Rinchiusi nella torre senza cibo nè acqua i figli si offrono al padre, il conte Ugolino, come cibo: “Ahi dura terra, perché non t’apristi?” Il quarto giorno Gaddo gli si gettò ai piedi, dicendo “Padre mio, perché non m’aiuti?” Un grido che ricorda quello di Gesù sulla croce. Gaddo fu il primo a morire. Gli altri caddero uno a uno, tra il quinto e il sesto giorno. Allora il conte perse il controllo di sè, e per due giorni – ormai cieco – brancolò sui corpi dei ragazzi, chiamando i loro nomi, come per risvegliarli, “Poscia, più che ‘l dolor, poté ‘l digiuno”.

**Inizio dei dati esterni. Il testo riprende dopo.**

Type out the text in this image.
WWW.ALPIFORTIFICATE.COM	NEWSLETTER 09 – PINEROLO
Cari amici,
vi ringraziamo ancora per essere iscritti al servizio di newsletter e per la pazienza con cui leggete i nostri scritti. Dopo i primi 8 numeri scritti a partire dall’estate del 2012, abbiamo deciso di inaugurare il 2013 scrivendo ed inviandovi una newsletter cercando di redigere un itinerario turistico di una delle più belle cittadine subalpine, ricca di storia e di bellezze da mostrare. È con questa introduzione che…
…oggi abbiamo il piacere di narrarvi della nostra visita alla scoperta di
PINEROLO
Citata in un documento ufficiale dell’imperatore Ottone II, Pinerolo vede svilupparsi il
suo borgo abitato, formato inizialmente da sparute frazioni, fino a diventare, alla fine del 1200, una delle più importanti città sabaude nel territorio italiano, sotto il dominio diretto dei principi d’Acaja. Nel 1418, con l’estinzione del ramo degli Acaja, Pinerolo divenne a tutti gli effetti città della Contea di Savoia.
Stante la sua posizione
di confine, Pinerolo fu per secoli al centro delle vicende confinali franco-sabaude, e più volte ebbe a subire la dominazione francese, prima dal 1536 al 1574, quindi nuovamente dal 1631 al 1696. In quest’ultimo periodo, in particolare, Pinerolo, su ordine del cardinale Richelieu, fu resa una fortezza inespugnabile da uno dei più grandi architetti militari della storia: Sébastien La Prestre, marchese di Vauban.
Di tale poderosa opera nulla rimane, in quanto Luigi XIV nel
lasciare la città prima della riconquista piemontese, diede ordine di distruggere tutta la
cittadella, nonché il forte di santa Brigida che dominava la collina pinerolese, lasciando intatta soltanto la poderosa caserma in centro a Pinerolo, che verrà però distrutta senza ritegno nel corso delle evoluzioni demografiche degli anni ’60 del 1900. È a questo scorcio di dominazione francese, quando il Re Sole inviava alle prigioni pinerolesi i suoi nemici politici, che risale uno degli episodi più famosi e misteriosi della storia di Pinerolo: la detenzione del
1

Ed è in questa prigionia disumana ed efferata che Cazzullo lascia agire gli incastri della memoria e ci porta ad Auschwitz, dove il comandante del lager condanna dieci prigionieri alla morte per fame e padre Massimiliano Kolbe chiede e ottiene di sacrificarsi al posto di un padre di famiglia. “Il massimo della crudeltà e il massimo della nobiltà d’animo possono coesistere nello stesso momento e nello stesso luogo, Inferno e Paradiso possono coesistere nello stesso luogo e, come ci insegna Dante, nella stessa persona. Dopo due settimane di agonia, senza acqua nè cibo, sei condannati erano morti di stenti; ma quattro erano ancora vivi, e continuavano a pregare e cantare inni alla Madonna. Padre Kolbe era tra loro. Persino le SS rimasero turbate dalla forza morale del sacerdote. Si decise di uccidere lui e i suoi compagni con un’iniezione di acido fenico. Era il 14 agosto 1941, vigilia della festa dell’Assunta. I loro corpi furono cremati, le ceneri disperse. Al kapò che gli praticava l’iniezione, padre Kolbe disse: “Lei non ha capito nulla della vita. L’odio non serve a niente. Solo l’amore crea”.
Lo stesso amore che guiderà il poeta, oltre il male, a riveder le stelle.
Aldo Cazzullo ha il grande merito di aver riletto con la sua libera intelligenza l’Inferno e di aver trovato delle corrispondenze che raccontano dell’eterna giovinezza della Divina Commedia e di come Dante ci abbia dato non solo una lingua, ma l’idea di noi stessi.